Example Configurations
Multi-Timeframe Analysis Setup:
- Custom Source 1: WaveTrend 3D (12-hour timeframe, Normalize: Enabled) - Reasoning: Captures slower, higher timeframe momentum.
- Custom Source 2: WaveTrend 3D (1-day timeframe, Normalize: Enabled) - Reasoning: Provides intermediate timeframe momentum context.
- Custom Source 3: WaveTrend 3D (2-day timeframe, Normalize: Enabled) - Reasoning: Offers broader, long-term momentum perspective.
- All other custom sources: Disabled - Reasoning: Focuses exclusively on multi-timeframe WaveTrend 3D data for a time-synchronized analysis. This configuration is tailored for users who want to perform multi-timeframe analysis using WaveTrend 3D. By integrating three different timeframes of WaveTrend 3D as custom sources, the model can capture oscillations and momentum shifts across multiple time horizons, providing a more comprehensive view of market dynamics. Normalization is enabled to ensure that the different WaveTrend 3D oscillators contribute equally to the model, despite potential scale differences.
Volume-Focused Strategy:
- Custom Source 1: Volume Heatmap (Heatmap Output, Normalize: Enabled) - Reasoning: Captures localized volume concentrations and order flow dynamics.

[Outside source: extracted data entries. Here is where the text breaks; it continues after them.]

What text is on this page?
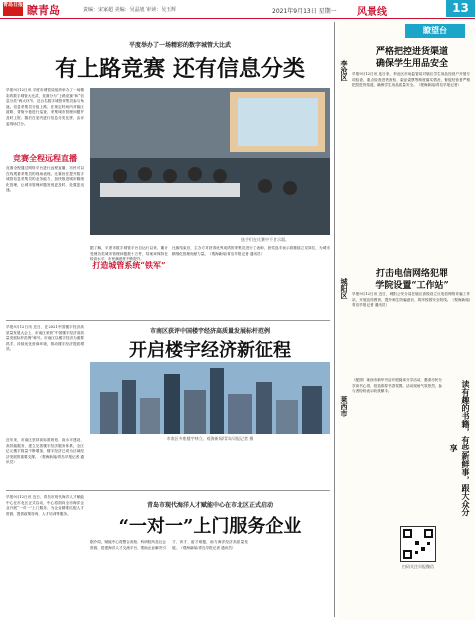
青岛日报 瞭青岛	责编：宋家超 美编：吴晶旭 审读：吴玉辉	2021年9月13日 星期一 风景线	13
平度举办了一场精彩的数字城管大比武
有上路竞赛 还有信息分类
早报9月12日讯 平度市城管局组织举办了一场精彩的数字城管大比武，竞赛分为“上路竞赛”和“信息分类”两大环节，近百名数字城管采集员参与角逐。信息采集员分组上路，在规定时间内对辖区道路、背街小巷进行巡查，采集城市管理问题并及时上报；随后在室内进行信息分类比拼，由评委现场打分。
竞赛全程远程直播
竞赛全程通过网络平台进行远程直播，市民可以在线观看采集员的现场表现。比赛旨在提升数字城管信息采集员的业务能力，加快推进城市精细化管理，让城市管理问题发现更及时、处置更迅速。
选手们在比赛中不甘示弱。
据了解，平度市数字城管平台自运行以来，累计受理各类城市管理问题数十万件，结案率保持在较高水平，市民满意度不断提升。
打造城管系统“铁军”
比赛结束后，主办方对获得优秀成绩的采集员进行了表彰，获奖选手表示将继续立足岗位，为城市精细化管理贡献力量。（观海新闻/青岛早报记者 通讯员）
早报9月12日讯 近日，在2021中国楼宇经济高质量发展大会上，市南区荣获“中国楼宇经济高质量发展标杆范例”称号。市南区以楼宇经济为重要抓手，持续优化营商环境，推动楼宇经济提质增效。
市南区获评中国楼宇经济高质量发展标杆范例
开启楼宇经济新征程
市南区多座楼宇林立。观海新闻/青岛早报记者 摄
近年来，市南区坚持高标准规划、高水平建设、高效能服务，建立完善楼宇经济服务体系，全区亿元楼宇数量不断增加，楼宇经济已成为区域经济发展的重要支撑。（观海新闻/青岛早报记者 通讯员）
早报9月12日讯 近日，青岛市现代海洋人才赋能中心在市北区正式启动，中心将面向全市海洋企业开展“一对一”上门服务，为企业精准匹配人才资源，提供政策咨询、人才培训等服务。
青岛市现代海洋人才赋能中心在市北区正式启动
“一对一”上门服务企业
据介绍，赋能中心将整合高校、科研院所及社会资源，搭建海洋人才交流平台，帮助企业解决引才、育才、留才难题，助力海洋经济高质量发展。（观海新闻/青岛早报记者 通讯员）
瞭望台
李沧区
严格把控进货渠道
确保学生用品安全
早报9月12日讯 连日来，李沧区市场监管局对辖区学生用品经营户开展专项检查，重点检查进货查验、索证索票等制度落实情况，督促经营者严格把控进货渠道，确保学生用品质量安全。（观海新闻/青岛早报记者）
城阳区
打击电信网络犯罪
学院设置“工作站”
早报9月12日讯 近日，城阳公安分局在辖区高校设立反电信网络诈骗工作站，开展宣传教育，提升师生防骗意识，筑牢校园安全防线。（观海新闻/青岛早报记者 通讯员）
莱西市
（配图）莱西市新华书店开展阅读分享活动，邀请市民分享读书心得，营造浓厚书香氛围。活动现场气氛热烈，参与者纷纷表示收获颇丰。	读有趣的书籍，有些新鲜事，跟大众分享
扫码关注早报微信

- Custom Source 2: On Balance Volume (Normalize: Enabled) - Reasoning: Measures cumulative buying and selling pressure over time.
- All other custom sources: Disabled - Reasoning: Concentrates solely on volume-based features to emphasize volume confirmation in signals. This configuration is designed for users whose strategies heavily rely on volume analysis. By using Volume Heatmap and On Balance Volume as custom sources, the model is optimized to identify patterns where volume confirms price movements. Volume Heatmap provides insights into localized volume concentrations, while On Balance Volume offers a broader view of buying and selling pressure. Disabling other custom sources ensures that the model's predictions are primarily driven by volume-based features.
Enhanced Momentum System:
- Custom Source 1: RSI (Normalize: Enabled) - Reasoning: Standard RSI for baseline momentum measurement.
- Custom Source 2: MACD (Normalize: Enabled) - Reasoning: MACD for trend and momentum confirmation.
- Custom Source 3: Stochastic Oscillator (Normalize: Enabled) - Reasoning: Stochastic Oscillator for overbought/oversold conditions and short-term momentum.
- All other custom sources: Disabled - Reasoning: Focuses on a combination of momentum indicators for a comprehensive momentum-based strategy. This configuration is geared towards users who want to build a robust momentum-based trading strategy. By combining RSI, MACD, and Stochastic Oscillator as custom sources, the model benefits from multiple perspectives on momentum. RSI provides a general measure of momentum, MACD offers trend and momentum confirmation, and Stochastic Oscillator captures short-term momentum shifts and overbought/oversold conditions. Normalization ensures that these diverse momentum indicators contribute equally to the model's predictions.